The stems are squarish with short hairs and is often a purple hue. Pink to purple flowers grow on the stem in the upper part of the plant, and bloom from July to August. It grows to about 24 to 40 inches (60 to 100 cm).
Photo by @krnel
Motherwort is also known as Agripalma, Agripaume, Agripaume Cardiaque, Cardiaire, Cardiaque, Cheneuse, Chinese Motherwort, Creneuse, Herba Leonuri, Herbe aux Tonneliers, Hjärtstilla, Leonuri Cardiacae Herba, Leonurus, Leonurus artemisia, Leonurus cardiaca, Leonurus cardica, Leonurus japonicus, Leonurus heterophyllus, Leonurus sibiricus, Lion's Ear, Lion's Tail, Mother's Wort, Oreille de Lion, Patte de Sorcier, Pustyrnik Obyknovennyj, Queue de Lion, Qinghao, Qiancengta, Sanjiaohuma, Stachys artemisia, Throw-Wort, Tianzhima, Tougucao, Yema, Yi Mu Cao, Yimuhao.
Photo by @krnel
- grows all over North America, Europe and Asia
- lion and mother symbolism to get you through tough situations
- pink to purple flowers
- treats anxiety and heart conditions
This herb has been cultivated for thousands of years since ancient times. The name motherwort comes from the history of use that is symbolic to a mother that consoles such as for easing tension and anxiety of a child.
The scientific name Leonurus comes from the Greek lion's tail (leon - lion and ouros - tail). And Cardiaca is a reference to the heart organ which is related in how the herb is used as a medicine.
Where is it found?
Originating in Europe and Aisa, it's been introduced into North America by European colonialists and has propagated to nearly all 4 corners of the land, being found from Western to Eastern Canada except for Newfoundland it seems, and from Wester to Eastern United States except for California and Florida. The northern parts of Canada and Alaska also seem to lack it, according to being unreported there.
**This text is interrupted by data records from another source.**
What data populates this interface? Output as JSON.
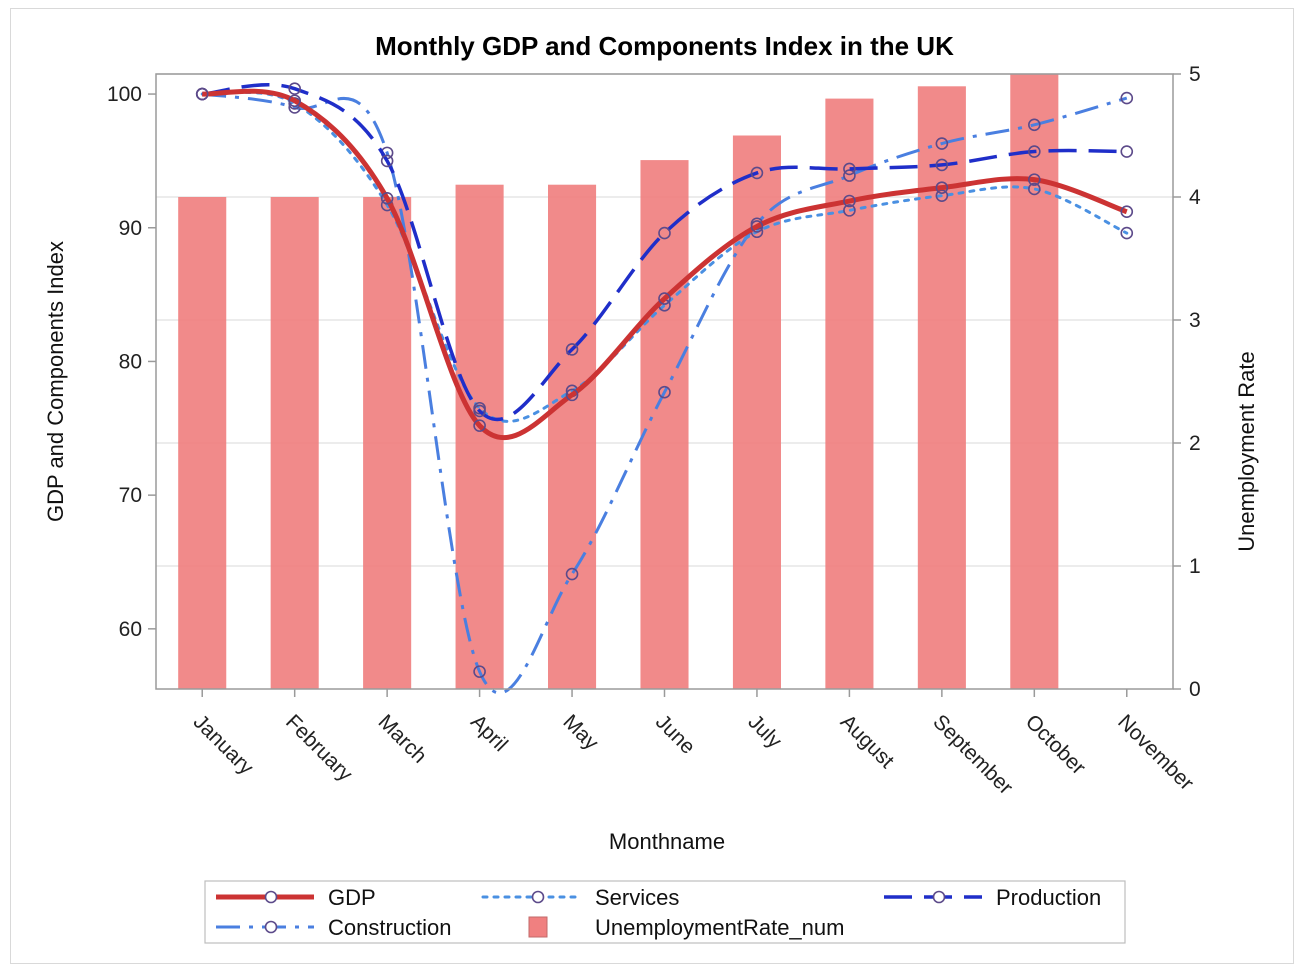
{
  "chart_data": {
    "type": "bar",
    "title": "Monthly GDP and Components Index in the UK",
    "xlabel": "Monthname",
    "ylabel": "GDP and Components Index",
    "y2label": "Unemployment Rate",
    "categories": [
      "January",
      "February",
      "March",
      "April",
      "May",
      "June",
      "July",
      "August",
      "September",
      "October",
      "November"
    ],
    "ylim": [
      55.5,
      101.5
    ],
    "yticks": [
      60,
      70,
      80,
      90,
      100
    ],
    "y2lim": [
      0,
      5
    ],
    "y2ticks": [
      0,
      1,
      2,
      3,
      4,
      5
    ],
    "grid": true,
    "legend_position": "bottom",
    "bars": {
      "name": "UnemploymentRate_num",
      "axis": "y2",
      "color": "#f08080",
      "values": [
        4.0,
        4.0,
        4.0,
        4.1,
        4.1,
        4.3,
        4.5,
        4.8,
        4.9,
        5.0,
        null
      ]
    },
    "series": [
      {
        "name": "GDP",
        "color": "#cc3333",
        "style": "solid",
        "width": 5,
        "values": [
          100,
          99.5,
          92.2,
          75.2,
          77.5,
          84.7,
          90.1,
          92.0,
          93.0,
          93.6,
          91.2
        ]
      },
      {
        "name": "Services",
        "color": "#4a90e2",
        "style": "dot",
        "width": 3,
        "values": [
          100,
          99.3,
          91.7,
          76.5,
          77.8,
          84.2,
          89.7,
          91.3,
          92.4,
          92.9,
          89.6
        ]
      },
      {
        "name": "Production",
        "color": "#1f2ec9",
        "style": "longdash",
        "width": 3.5,
        "values": [
          100,
          100.4,
          95.0,
          76.3,
          80.9,
          89.6,
          94.1,
          94.4,
          94.7,
          95.7,
          95.7
        ]
      },
      {
        "name": "Construction",
        "color": "#4a7fe0",
        "style": "dashdot",
        "width": 3,
        "values": [
          100,
          99.0,
          95.6,
          56.8,
          64.1,
          77.7,
          90.3,
          93.9,
          96.3,
          97.7,
          99.7
        ]
      }
    ]
  }
}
Motherwort likes partial sun and well drained soil. It can naturally be found beside the road, in fields, waste grounds, dumps and other disturbed areas. It's considered invasive and attracts bubble bees who use it for foraging.
What's it used for?
Uses are mainly for heart related issues, like heart failure, irregular heartbeat, high blood pressure and heart symptoms due to anxiety which means it can calm you down and alleviate fear. In women it's used for menstrual periods to relieve pain and menopause symptoms. It has been shown to reduce blood loss after a C-section by being injected into the uterus.
It can also help with intestinal gas (flatulence), cancer, sleep problems, asthma, and over-active thyroid (hyperthyroidism) and alcoholism. Some people use it on their skin for wounds, itches and shingles.
Are there any risks?
Motherwort is considered safe when taken orally. Some side effects might be diarrhea, stomach irritation and uterine bleeding. Skin contact can cause rashes and sensitivity to the sun. Pregnant women and women breast feeding should avoid it, as it can stimulate the uterus that might cause a miscarriage. But it's not known if there are issues when breastfeeding.
Motherwort might cause sleepiness and drowsiness, so sedative medications might cause too much sleepiness if taken with motherwort. Some of these pharmaceuticals are clonazepam (Klonopin), lorazepam (Ativan), phenobarbital (Donnatal), and zolpidem (Ambien).